Das Bundesgesundheitsministerium hat mit seinen Reformplänen für die Krankenhäuser einige Sachen angesprochen, die notwendig sind. Wir haben in Deutschland auf absehbare Zeit nicht mehr das Personal, um die bisherigen Strukturen aufrecht zu erhalten. Durch den demographischen Wandel trifft das Elbe-Elster besonders. Wir brauchen eine gute Balance mit den Gesundheitszentren mit ambulanten und stationären Leistungen, aber auch ein spezialisiertes Angebot in dem geplanten Neubau. Dafür brauchen wir aber auch einen Rahmen durch die Bundespolitik.

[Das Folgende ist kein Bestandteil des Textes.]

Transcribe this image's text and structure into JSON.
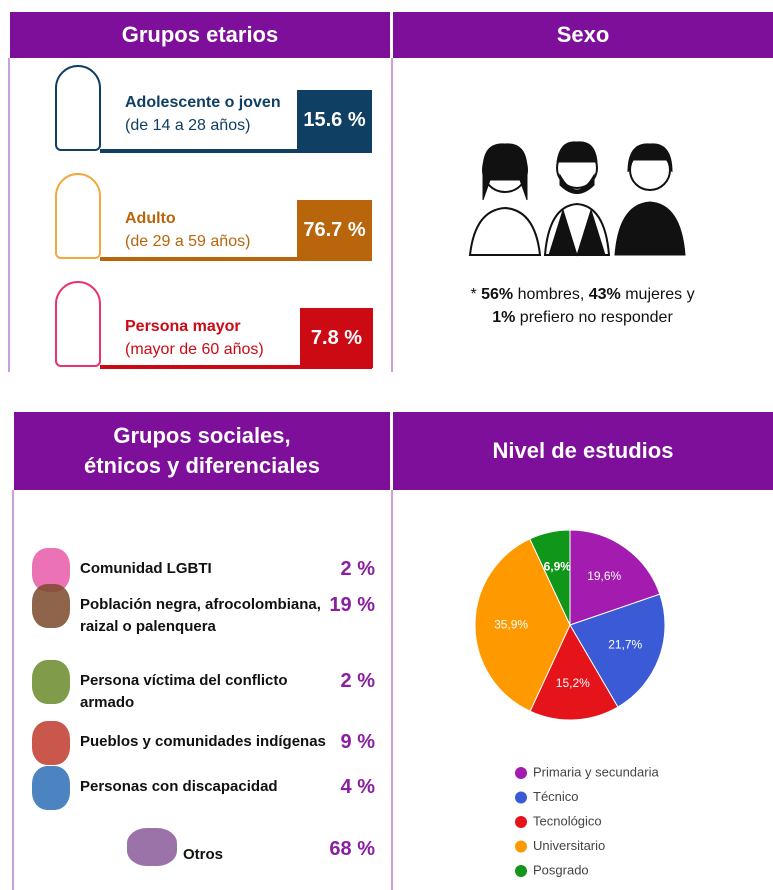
{
  "age_section": {
    "title": "Grupos etarios",
    "rows": [
      {
        "label": "Adolescente o joven",
        "sub": "(de 14 a 28 años)",
        "value": "15.6 %",
        "color": "#0f3f63"
      },
      {
        "label": "Adulto",
        "sub": "(de 29 a 59 años)",
        "value": "76.7 %",
        "color": "#b8650c"
      },
      {
        "label": "Persona mayor",
        "sub": "(mayor de 60 años)",
        "value": "7.8 %",
        "color": "#cc0a14"
      }
    ]
  },
  "sex_section": {
    "title": "Sexo",
    "parts": [
      {
        "text": "* ",
        "bold": false
      },
      {
        "text": "56%",
        "bold": true
      },
      {
        "text": " hombres, ",
        "bold": false
      },
      {
        "text": "43%",
        "bold": true
      },
      {
        "text": " mujeres y ",
        "bold": false
      },
      {
        "text": "1%",
        "bold": true
      },
      {
        "text": " prefiero no responder",
        "bold": false
      }
    ]
  },
  "social_section": {
    "title": [
      "Grupos sociales,",
      "étnicos y diferenciales"
    ],
    "rows": [
      {
        "lines": [
          "Comunidad LGBTI"
        ],
        "value": "2 %"
      },
      {
        "lines": [
          "Población negra, afrocolombiana,",
          "raizal o palenquera"
        ],
        "value": "19 %"
      },
      {
        "lines": [
          "Persona víctima del conflicto",
          "armado"
        ],
        "value": "2 %"
      },
      {
        "lines": [
          "Pueblos y comunidades indígenas"
        ],
        "value": "9 %"
      },
      {
        "lines": [
          "Personas con discapacidad"
        ],
        "value": "4 %"
      },
      {
        "lines": [
          "Otros"
        ],
        "value": "68 %"
      }
    ]
  },
  "chart_data": {
    "type": "pie",
    "title": "Nivel de estudios",
    "categories": [
      "Primaria y secundaria",
      "Técnico",
      "Tecnológico",
      "Universitario",
      "Posgrado"
    ],
    "values": [
      19.6,
      21.7,
      15.2,
      35.9,
      6.9
    ],
    "value_labels": [
      "19,6%",
      "21,7%",
      "15,2%",
      "35,9%",
      "6,9%"
    ],
    "colors": [
      "#a31caf",
      "#3b5bd6",
      "#e5141a",
      "#ff9900",
      "#109618"
    ]
  }
}
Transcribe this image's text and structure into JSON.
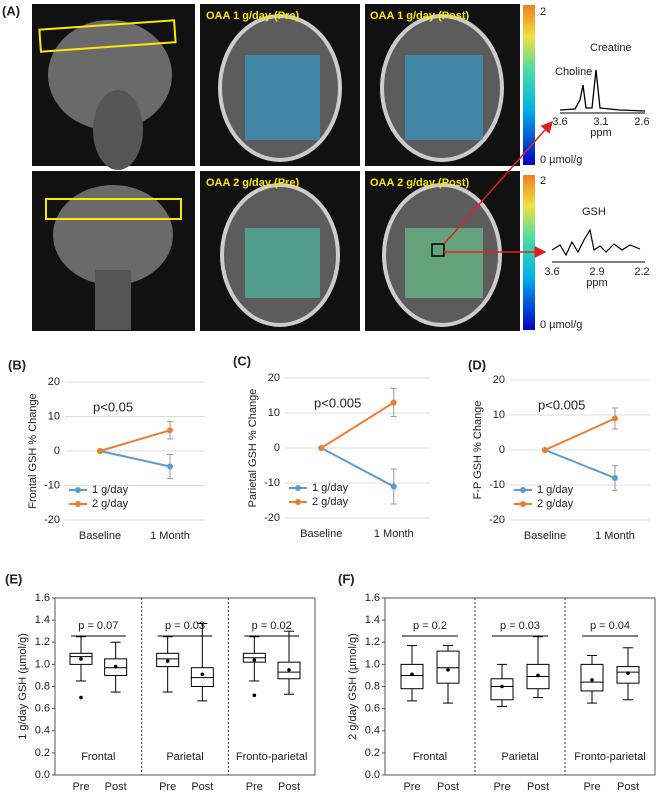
{
  "panel_a": {
    "label": "(A)",
    "image_labels": [
      "OAA 1 g/day (Pre)",
      "OAA 1 g/day (Post)",
      "OAA 2 g/day (Pre)",
      "OAA 2 g/day (Post)"
    ],
    "colorbar_top": [
      "2",
      "2"
    ],
    "colorbar_bottom": [
      "0 µmol/g",
      "0 µmol/g"
    ],
    "spectrum_1": {
      "peaks": [
        "Choline",
        "Creatine"
      ],
      "ticks": [
        "3.6",
        "3.1",
        "2.6"
      ],
      "unit": "ppm"
    },
    "spectrum_2": {
      "peaks": [
        "GSH"
      ],
      "ticks": [
        "3.6",
        "2.9",
        "2.2"
      ],
      "unit": "ppm"
    }
  },
  "chart_data": [
    {
      "type": "line",
      "panel_label": "(B)",
      "ylabel": "Frontal  GSH % Change",
      "categories": [
        "Baseline",
        "1 Month"
      ],
      "ylim": [
        -20,
        20
      ],
      "yticks": [
        -20,
        -10,
        0,
        10,
        20
      ],
      "grid": true,
      "legend": "lower left",
      "annotation": "p<0.05",
      "series": [
        {
          "name": "1 g/day",
          "color": "#5b9bd5",
          "values": [
            0,
            -4.5
          ],
          "errors": [
            0,
            3.5
          ]
        },
        {
          "name": "2 g/day",
          "color": "#ed7d31",
          "values": [
            0,
            6
          ],
          "errors": [
            0,
            2.5
          ]
        }
      ]
    },
    {
      "type": "line",
      "panel_label": "(C)",
      "ylabel": "Parietal  GSH % Change",
      "categories": [
        "Baseline",
        "1 Month"
      ],
      "ylim": [
        -20,
        20
      ],
      "yticks": [
        -20,
        -10,
        0,
        10,
        20
      ],
      "grid": true,
      "legend": "lower left",
      "annotation": "p<0.005",
      "series": [
        {
          "name": "1 g/day",
          "color": "#5b9bd5",
          "values": [
            0,
            -11
          ],
          "errors": [
            0,
            5
          ]
        },
        {
          "name": "2 g/day",
          "color": "#ed7d31",
          "values": [
            0,
            13
          ],
          "errors": [
            0,
            4
          ]
        }
      ]
    },
    {
      "type": "line",
      "panel_label": "(D)",
      "ylabel": "F-P GSH % Change",
      "categories": [
        "Baseline",
        "1 Month"
      ],
      "ylim": [
        -20,
        20
      ],
      "yticks": [
        -20,
        -10,
        0,
        10,
        20
      ],
      "grid": true,
      "legend": "lower left",
      "annotation": "p<0.005",
      "series": [
        {
          "name": "1 g/day",
          "color": "#5b9bd5",
          "values": [
            0,
            -8
          ],
          "errors": [
            0,
            3.5
          ]
        },
        {
          "name": "2 g/day",
          "color": "#ed7d31",
          "values": [
            0,
            9
          ],
          "errors": [
            0,
            3
          ]
        }
      ]
    },
    {
      "type": "box",
      "panel_label": "(E)",
      "ylabel": "1 g/day GSH (µmol/g)",
      "groups": [
        "Frontal",
        "Parietal",
        "Fronto-parietal"
      ],
      "annotations": [
        "p = 0.07",
        "p = 0.03",
        "p = 0.02"
      ],
      "categories": [
        "Pre",
        "Post",
        "Pre",
        "Post",
        "Pre",
        "Post"
      ],
      "ylim": [
        0,
        1.6
      ],
      "yticks": [
        {
          "value": 0,
          "label": "0.0"
        },
        0.2,
        0.4,
        0.6,
        0.8,
        {
          "value": 1,
          "label": "1.0"
        },
        1.2,
        1.4,
        1.6
      ],
      "boxes": [
        {
          "whislo": 0.85,
          "q1": 1.0,
          "med": 1.07,
          "q3": 1.1,
          "whishi": 1.25,
          "mean": 1.05,
          "fliers": [
            0.7
          ]
        },
        {
          "whislo": 0.75,
          "q1": 0.9,
          "med": 0.97,
          "q3": 1.05,
          "whishi": 1.2,
          "mean": 0.98
        },
        {
          "whislo": 0.75,
          "q1": 0.98,
          "med": 1.05,
          "q3": 1.1,
          "whishi": 1.25,
          "mean": 1.03
        },
        {
          "whislo": 0.67,
          "q1": 0.8,
          "med": 0.88,
          "q3": 0.97,
          "whishi": 1.37,
          "mean": 0.91
        },
        {
          "whislo": 0.85,
          "q1": 1.02,
          "med": 1.06,
          "q3": 1.1,
          "whishi": 1.25,
          "mean": 1.04,
          "fliers": [
            0.72
          ]
        },
        {
          "whislo": 0.73,
          "q1": 0.87,
          "med": 0.93,
          "q3": 1.02,
          "whishi": 1.3,
          "mean": 0.95
        }
      ]
    },
    {
      "type": "box",
      "panel_label": "(F)",
      "ylabel": "2 g/day GSH (µmol/g)",
      "groups": [
        "Frontal",
        "Parietal",
        "Fronto-parietal"
      ],
      "annotations": [
        "p = 0.2",
        "p = 0.03",
        "p = 0.04"
      ],
      "categories": [
        "Pre",
        "Post",
        "Pre",
        "Post",
        "Pre",
        "Post"
      ],
      "ylim": [
        0,
        1.6
      ],
      "yticks": [
        {
          "value": 0,
          "label": "0.0"
        },
        0.2,
        0.4,
        0.6,
        0.8,
        {
          "value": 1,
          "label": "1.0"
        },
        1.2,
        1.4,
        1.6
      ],
      "boxes": [
        {
          "whislo": 0.67,
          "q1": 0.78,
          "med": 0.9,
          "q3": 1.0,
          "whishi": 1.17,
          "mean": 0.91
        },
        {
          "whislo": 0.65,
          "q1": 0.83,
          "med": 0.97,
          "q3": 1.12,
          "whishi": 1.17,
          "mean": 0.95
        },
        {
          "whislo": 0.62,
          "q1": 0.68,
          "med": 0.8,
          "q3": 0.87,
          "whishi": 1.0,
          "mean": 0.8
        },
        {
          "whislo": 0.7,
          "q1": 0.78,
          "med": 0.89,
          "q3": 1.0,
          "whishi": 1.25,
          "mean": 0.9
        },
        {
          "whislo": 0.65,
          "q1": 0.76,
          "med": 0.84,
          "q3": 1.0,
          "whishi": 1.08,
          "mean": 0.86
        },
        {
          "whislo": 0.68,
          "q1": 0.83,
          "med": 0.93,
          "q3": 0.98,
          "whishi": 1.15,
          "mean": 0.92
        }
      ]
    }
  ]
}
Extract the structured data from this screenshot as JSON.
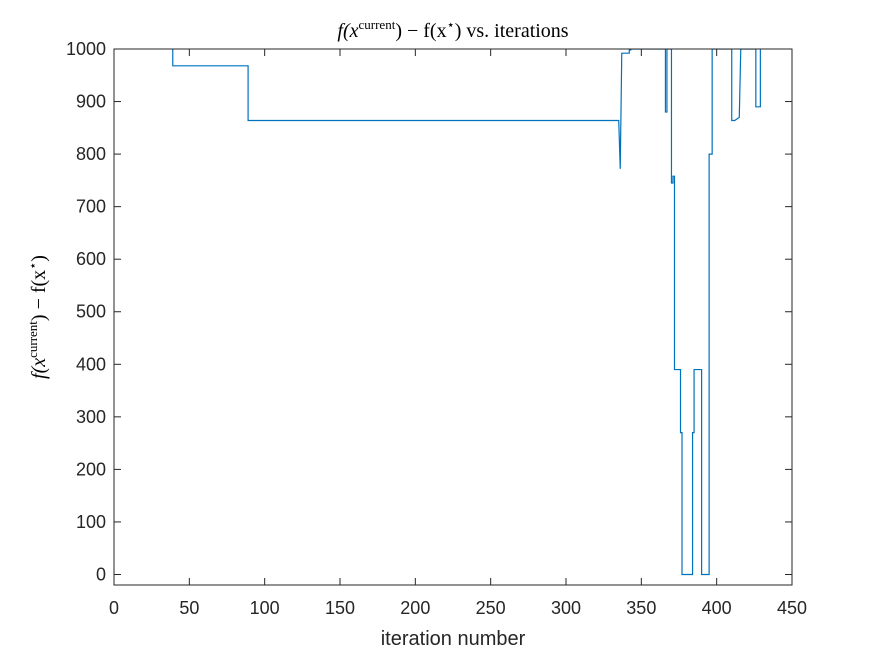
{
  "chart_data": {
    "type": "line",
    "title": {
      "f_open": "f(x",
      "sup_current": "current",
      "mid": ") − f(x",
      "sup_star": "⋆",
      "close": ") vs. iterations"
    },
    "xlabel": "iteration number",
    "ylabel": {
      "f_open": "f(x",
      "sup_current": "current",
      "mid": ") − f(x",
      "sup_star": "⋆",
      "close": ")"
    },
    "xlim": [
      0,
      450
    ],
    "ylim": [
      -20,
      1000
    ],
    "xticks": [
      0,
      50,
      100,
      150,
      200,
      250,
      300,
      350,
      400,
      450
    ],
    "yticks": [
      0,
      100,
      200,
      300,
      400,
      500,
      600,
      700,
      800,
      900,
      1000
    ],
    "grid": false,
    "line_color": "#0072BD",
    "series": [
      {
        "x": [
          39,
          39,
          89,
          89,
          335,
          336,
          337,
          337,
          342,
          342,
          343,
          343,
          366,
          366,
          367,
          367,
          370,
          370,
          371,
          371,
          372,
          372,
          373,
          373,
          376,
          376,
          377,
          377,
          378,
          378,
          379,
          379,
          384,
          384,
          385,
          385,
          389,
          389,
          390,
          390,
          394,
          394,
          395,
          395,
          397,
          397,
          401,
          410,
          410,
          412,
          412,
          415,
          415,
          416,
          416,
          426,
          426,
          429,
          429
        ],
        "y": [
          1000,
          968,
          968,
          864,
          864,
          772,
          992,
          992,
          992,
          998,
          998,
          1000,
          1000,
          880,
          880,
          1000,
          1000,
          745,
          745,
          758,
          758,
          390,
          390,
          390,
          390,
          270,
          270,
          0,
          0,
          0,
          0,
          0,
          0,
          270,
          270,
          390,
          390,
          390,
          390,
          0,
          0,
          0,
          0,
          800,
          800,
          1000,
          1000,
          1000,
          864,
          864,
          864,
          870,
          870,
          1000,
          1000,
          1000,
          890,
          890,
          1000
        ]
      }
    ]
  }
}
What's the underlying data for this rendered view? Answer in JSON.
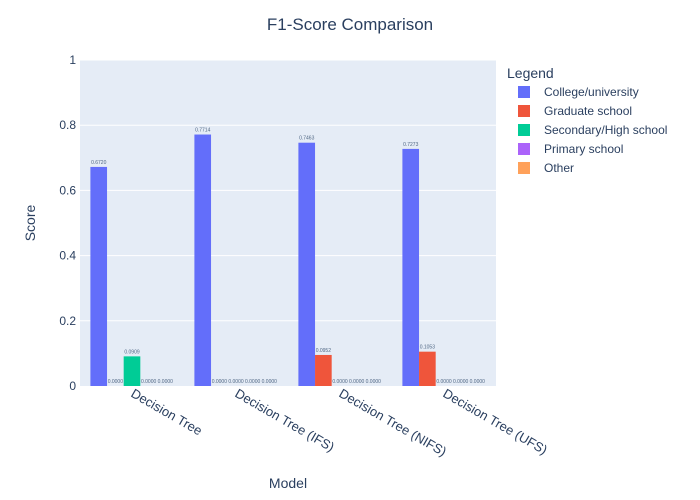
{
  "chart_data": {
    "type": "bar",
    "title": "F1-Score Comparison",
    "xlabel": "Model",
    "ylabel": "Score",
    "ylim": [
      0,
      1
    ],
    "yticks": [
      "0",
      "0.2",
      "0.4",
      "0.6",
      "0.8",
      "1"
    ],
    "ytick_values": [
      0,
      0.2,
      0.4,
      0.6,
      0.8,
      1
    ],
    "grid": true,
    "legend_title": "Legend",
    "legend_position": "top-right",
    "categories": [
      "Decision Tree",
      "Decision Tree (IFS)",
      "Decision Tree (NIFS)",
      "Decision Tree (UFS)"
    ],
    "series": [
      {
        "name": "College/university",
        "color": "#636efa",
        "values": [
          0.672,
          0.7714,
          0.7463,
          0.7273
        ],
        "labels": [
          "0.6720",
          "0.7714",
          "0.7463",
          "0.7273"
        ]
      },
      {
        "name": "Graduate school",
        "color": "#ef553b",
        "values": [
          0,
          0,
          0.0952,
          0.1053
        ],
        "labels": [
          "0.0000",
          "0.0000",
          "0.0952",
          "0.1053"
        ]
      },
      {
        "name": "Secondary/High school",
        "color": "#00cc96",
        "values": [
          0.0909,
          0,
          0,
          0
        ],
        "labels": [
          "0.0909",
          "0.0000",
          "0.0000",
          "0.0000"
        ]
      },
      {
        "name": "Primary school",
        "color": "#ab63fa",
        "values": [
          0,
          0,
          0,
          0
        ],
        "labels": [
          "0.0000",
          "0.0000",
          "0.0000",
          "0.0000"
        ]
      },
      {
        "name": "Other",
        "color": "#ffa15a",
        "values": [
          0,
          0,
          0,
          0
        ],
        "labels": [
          "0.0000",
          "0.0000",
          "0.0000",
          "0.0000"
        ]
      }
    ]
  }
}
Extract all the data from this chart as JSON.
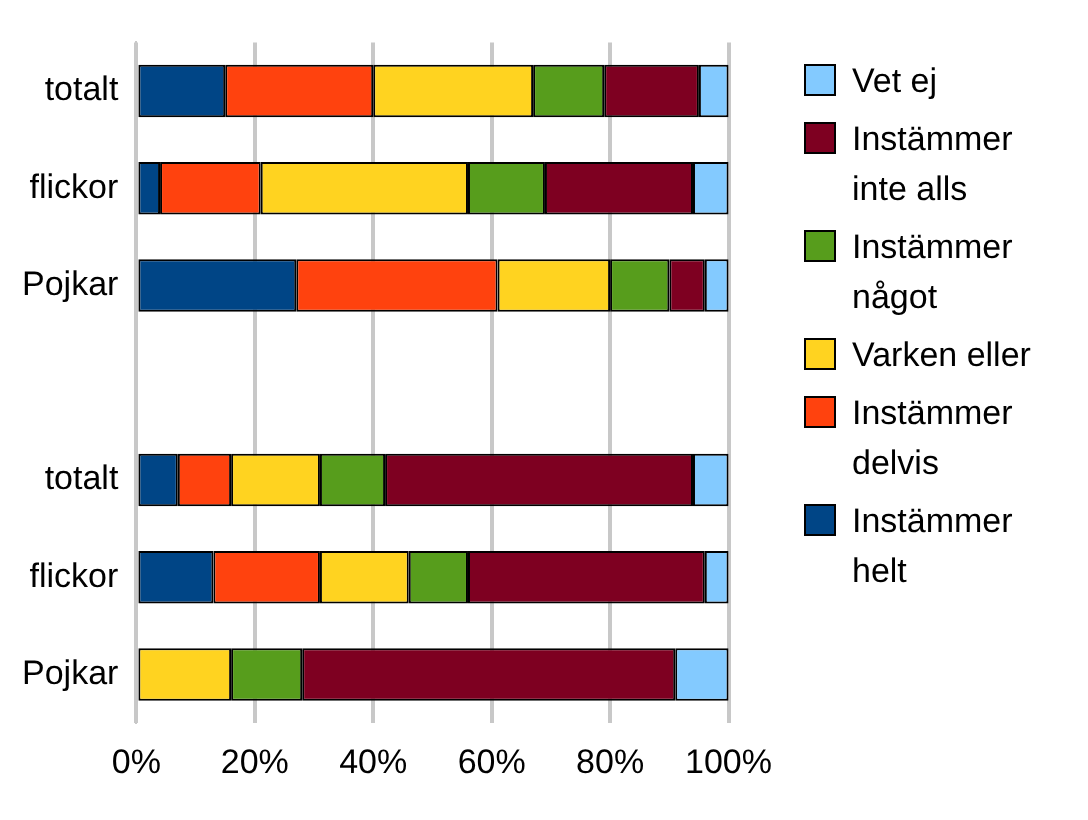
{
  "chart_data": {
    "type": "bar",
    "orientation": "horizontal",
    "stacked": true,
    "categories": [
      "totalt",
      "flickor",
      "Pojkar",
      null,
      "totalt",
      "flickor",
      "Pojkar"
    ],
    "series": [
      {
        "name": "Instämmer helt",
        "color": "#004586",
        "values": [
          15,
          4,
          27,
          null,
          7,
          13,
          0
        ]
      },
      {
        "name": "Instämmer delvis",
        "color": "#ff420e",
        "values": [
          25,
          17,
          34,
          null,
          9,
          18,
          0
        ]
      },
      {
        "name": "Varken eller",
        "color": "#ffd320",
        "values": [
          27,
          35,
          19,
          null,
          15,
          15,
          16
        ]
      },
      {
        "name": "Instämmer något",
        "color": "#579d1c",
        "values": [
          12,
          13,
          10,
          null,
          11,
          10,
          12
        ]
      },
      {
        "name": "Instämmer inte alls",
        "color": "#7e0021",
        "values": [
          16,
          25,
          6,
          null,
          52,
          40,
          63
        ]
      },
      {
        "name": "Vet ej",
        "color": "#83caff",
        "values": [
          5,
          6,
          4,
          null,
          6,
          4,
          9
        ]
      }
    ],
    "xlim": [
      0,
      100
    ],
    "xticks": [
      {
        "value": 0,
        "label": "0%"
      },
      {
        "value": 20,
        "label": "20%"
      },
      {
        "value": 40,
        "label": "40%"
      },
      {
        "value": 60,
        "label": "60%"
      },
      {
        "value": 80,
        "label": "80%"
      },
      {
        "value": 100,
        "label": "100%"
      }
    ],
    "grid": "x",
    "legend": "right"
  }
}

Letztendlich wird die stationäre Versorgung, so wie es auch im Krankenhausplan verankert wird, an einem Standort in Elbe-Elster passieren. Die Ressourcen werden an einem Standort konzentriert. Gleichzeitig müssen wir aber die Grund- und Notversorgung in der Fläche realisieren. Es ist ein Vorschlag, der wird noch konkretisiert.
Aus eigener Kraft können wir das nicht stemmen. Es steht und fällt mit landespolitischen Entscheidungen. Deswegen wollen wir das Konzept erarbeiten und bei einer nächsten Konferenz Frau Nonnemacher (die Brandenburger Gesundheitsministerin Ursula Nonnemacher/Grüne, Anm. d. Red.) vorstellen.
Wie geht es nach der Gesundheitskonferenz am Dienstag weiter?
Wir hoffen, dass der Kreistag die Verwaltung und die Geschäftsleitung des Klinikums damit beauftragt, an dem besprochenen Fahrplan für das Klinikum weiter zu arbeiten. Ziel ist es, im September bei einer weiteren Gesundheitskonferenz einen Reformweg, eine Gesundheitsstruktur für den Landkreis vorzustellen.
Dabei werden wir auch die Bevölkerung beteiligen. Wir arbeiten daran, dass wir im Rahmen einer Bürgerbefragung allen Interessierten die Möglichkeit geben, sich einzubringen und Gehör zu finden. Das soll im August starten.
Vielen Dank für das Gespräch!
Das Interview führte Iris Wussmann für Antenne Brandenburg. Für die Online-Fassung wurde es gekürzt und redigiert.